The Holiday Season brings with it immeasurable and inescapable cheer. The last heat wave of Summer barely graced us before tidings of tinsel, flocked trees, and icicle lights stocked the store shelves. Around every corner is yet another reminder that the holidays are upon us, and with that reminder comes an implicit message that they should be filled with family, joy, and peace. And while that image sounds ideal, the holidays can, in truth, represent a season of conflict, hardship, and ambiguity amidst the cheer. And when mixed feelings exist in a winter wonderland of cloying happiness, those feelings are often exacerbated, making the sadness even sadder and the loneliness even lonelier. And cancer can be that unwelcome guest at the Christmas dinner table, piercing through an otherwise peaceful season with feelings of apprehension, anger, grief, tenderness, fear, and everything in between. Cancer can disrupt family holiday traditions, impact finances, and shift dynamics in the roles that people play in their family’s holiday celebrations. It may leave caregivers and well-intentioned family members baffled as to how to interact with and support their loved one during this festive season. And while there is no road-map to eradicate the emotional roller-coaster that the holiday season can present, we offer a few tips that may help alleviate some stress, provide room to be genuine about your feelings, and embrace the holiday season for all that it may be: the bad, the ugly, the surprising, and the beautiful.
First and foremost, allow yourself to feel. Allow yourself to feel happy, sad, confused, excited, scared, and joyful. The more we avoid our feelings, the more that they can overwhelm us. Though we may try, we can never outrun the way that we are feeling. And feelings in and of themselves are not bad, wrong, or permanent; they are simply a wave that will ebb and flow. So allow yourself to feel sad, because that sadness will inevitably clear the way for other more peaceful feelings to occupy its space.
Holidays are often characterized by traditions, and with those traditions come expectations. Perhaps you were always the family member responsible for hosting the family, or baking the apple pies, or buying the mountain of presents, or directing the cleanup crew following Christmas dinner. Hence our next tip: contemplate. Check in with yourself to assess whether you want and are able to fulfill everything that you historically do during the holidays. Maybe maintaining the traditions that you normally do is of utmost importance to you, or maybe this year you want to change things up. Maybe you need to give some thought to where and with whom you want to spend time with during the holidays. This process of contemplation may sound like a daunting task, but taking the extra time to prepare for the holiday you want will relieve your future self of undue stress.

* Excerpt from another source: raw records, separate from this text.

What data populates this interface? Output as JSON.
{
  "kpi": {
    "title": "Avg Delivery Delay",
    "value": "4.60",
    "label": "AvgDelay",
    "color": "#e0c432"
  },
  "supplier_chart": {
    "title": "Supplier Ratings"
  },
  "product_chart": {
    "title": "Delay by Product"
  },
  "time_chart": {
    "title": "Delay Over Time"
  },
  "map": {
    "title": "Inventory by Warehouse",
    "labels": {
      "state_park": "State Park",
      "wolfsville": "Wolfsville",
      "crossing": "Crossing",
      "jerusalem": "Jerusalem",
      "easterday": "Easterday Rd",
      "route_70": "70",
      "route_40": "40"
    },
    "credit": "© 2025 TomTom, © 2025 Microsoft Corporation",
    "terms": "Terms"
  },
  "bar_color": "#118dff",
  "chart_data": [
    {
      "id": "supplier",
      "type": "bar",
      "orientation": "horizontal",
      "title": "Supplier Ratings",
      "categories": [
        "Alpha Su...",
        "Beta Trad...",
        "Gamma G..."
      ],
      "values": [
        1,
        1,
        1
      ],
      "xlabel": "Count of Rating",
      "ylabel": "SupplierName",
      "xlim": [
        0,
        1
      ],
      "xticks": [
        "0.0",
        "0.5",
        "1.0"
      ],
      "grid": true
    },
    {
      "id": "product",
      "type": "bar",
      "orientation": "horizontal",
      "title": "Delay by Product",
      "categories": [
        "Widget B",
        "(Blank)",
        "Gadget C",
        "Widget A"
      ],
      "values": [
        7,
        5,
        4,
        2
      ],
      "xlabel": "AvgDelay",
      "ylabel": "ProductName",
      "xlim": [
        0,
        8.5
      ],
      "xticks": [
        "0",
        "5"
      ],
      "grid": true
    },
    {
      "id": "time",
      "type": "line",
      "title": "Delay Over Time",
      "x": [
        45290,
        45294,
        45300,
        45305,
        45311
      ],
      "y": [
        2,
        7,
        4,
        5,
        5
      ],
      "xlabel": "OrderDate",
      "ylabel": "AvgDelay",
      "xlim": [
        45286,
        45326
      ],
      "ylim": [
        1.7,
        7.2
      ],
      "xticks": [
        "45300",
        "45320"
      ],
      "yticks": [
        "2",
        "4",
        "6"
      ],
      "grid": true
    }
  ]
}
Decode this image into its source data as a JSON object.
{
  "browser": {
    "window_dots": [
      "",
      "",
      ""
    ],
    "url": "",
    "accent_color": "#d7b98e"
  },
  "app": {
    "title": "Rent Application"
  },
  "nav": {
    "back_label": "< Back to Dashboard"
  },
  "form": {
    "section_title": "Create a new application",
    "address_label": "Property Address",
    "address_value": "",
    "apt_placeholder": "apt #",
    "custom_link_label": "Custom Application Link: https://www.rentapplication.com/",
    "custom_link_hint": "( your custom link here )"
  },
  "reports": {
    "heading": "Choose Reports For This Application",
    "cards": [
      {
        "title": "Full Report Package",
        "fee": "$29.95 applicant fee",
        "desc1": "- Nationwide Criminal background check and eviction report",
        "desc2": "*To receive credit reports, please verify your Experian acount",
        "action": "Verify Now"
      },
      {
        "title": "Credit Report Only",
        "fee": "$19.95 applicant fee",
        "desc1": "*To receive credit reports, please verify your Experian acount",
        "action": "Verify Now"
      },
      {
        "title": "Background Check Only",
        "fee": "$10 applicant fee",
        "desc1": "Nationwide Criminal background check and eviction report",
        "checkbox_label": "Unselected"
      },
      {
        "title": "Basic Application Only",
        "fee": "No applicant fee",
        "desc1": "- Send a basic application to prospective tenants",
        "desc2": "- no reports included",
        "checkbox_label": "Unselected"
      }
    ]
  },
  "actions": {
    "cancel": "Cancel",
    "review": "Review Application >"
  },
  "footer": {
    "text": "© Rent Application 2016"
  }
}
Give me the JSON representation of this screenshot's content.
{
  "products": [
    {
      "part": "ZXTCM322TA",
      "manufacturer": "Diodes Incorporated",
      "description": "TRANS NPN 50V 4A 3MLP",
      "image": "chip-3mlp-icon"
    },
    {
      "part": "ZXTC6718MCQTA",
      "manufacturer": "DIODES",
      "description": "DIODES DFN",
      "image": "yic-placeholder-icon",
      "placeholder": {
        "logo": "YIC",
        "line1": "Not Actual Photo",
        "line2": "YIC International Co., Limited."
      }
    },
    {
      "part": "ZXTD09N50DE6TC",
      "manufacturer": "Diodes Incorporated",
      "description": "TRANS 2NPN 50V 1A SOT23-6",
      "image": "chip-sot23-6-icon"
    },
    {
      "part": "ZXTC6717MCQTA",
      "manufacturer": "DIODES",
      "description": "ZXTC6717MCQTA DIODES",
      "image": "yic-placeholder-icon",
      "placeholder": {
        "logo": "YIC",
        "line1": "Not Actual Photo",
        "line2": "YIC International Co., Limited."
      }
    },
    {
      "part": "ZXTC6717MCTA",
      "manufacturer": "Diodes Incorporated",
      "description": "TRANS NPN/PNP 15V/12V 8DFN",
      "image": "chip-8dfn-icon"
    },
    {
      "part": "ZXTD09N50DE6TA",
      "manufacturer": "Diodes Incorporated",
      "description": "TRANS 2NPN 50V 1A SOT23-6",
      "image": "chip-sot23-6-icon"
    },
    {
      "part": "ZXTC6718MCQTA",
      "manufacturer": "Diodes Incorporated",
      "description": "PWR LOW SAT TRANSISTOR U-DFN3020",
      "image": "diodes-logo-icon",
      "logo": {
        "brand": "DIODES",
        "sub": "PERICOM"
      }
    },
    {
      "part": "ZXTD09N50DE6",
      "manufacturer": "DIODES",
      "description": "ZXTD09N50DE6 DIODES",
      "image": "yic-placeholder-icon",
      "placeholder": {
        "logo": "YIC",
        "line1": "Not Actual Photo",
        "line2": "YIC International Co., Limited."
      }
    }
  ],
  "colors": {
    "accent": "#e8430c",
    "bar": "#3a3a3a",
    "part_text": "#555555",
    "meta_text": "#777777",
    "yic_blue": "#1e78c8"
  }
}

Remember the holidays are not just about giving, but also receiving. Asking for help, space, time, and understanding are all appropriate items on your holiday wish-list. Chances are you have never hesitated to help a family member or friend in need- maybe it’s now your turn to ask for help. Maybe you need help with cooking or cleaning in advance of your holiday gathering, or you need help organizing your coat closet, or shopping for presents… No matter what the request may be, those close to you will be more than willing to help.
4. Set Realistic Expectations
While it is a major feat for Santa to scale the chimneys of families worldwide all within a matter of one night, we cannot all be Santa. We cannot expect ourselves to perform to ridiculously high holiday standards on top of the things we ordinarily do on top of life stressors on top of a cancer diagnosis. When we set expectations that exceed our physical and mental abilities, we set ourselves up for failure at the very worst, and one heck of an unpleasant and stressful holiday season at the very least. Setting realistic expectations does not mean that you are throwing in the towel. Rather, it means that you are taking a look at your goals and taking inventory of your resources to achieve those goals. Make a list of your priorities and evaluate how you will work towards those priorities (i.e. axing some items off the to-do list, enlisting friends and family for support, scheduling in appropriate time for rest, etc).
And for the family members out there: listen. Listen to your loved one talk about their experience with cancer, and listen to them when they want to talk about Aunt Marge’s green bean casserole. Be present with them in providing space for them to talk about their health or to not talk about their health. Also, allow them to contribute. Be attuned to their wishes and needs, which may include keeping with their usual duties and roles or changing things up a bit. Holiday traditions can be very meaningful and important, and sparing your loved ones of the duty to contribute in the way that they normally do or want to do may rob them of the joy that characterizes this season.
Above all, be present with your family and loved ones. The fragility of life becomes evident when it is threatened by a disease like cancer, which inevitably provides perspective on the things that matter most. All of us at CSC wish you a peaceful and meaningful holiday season.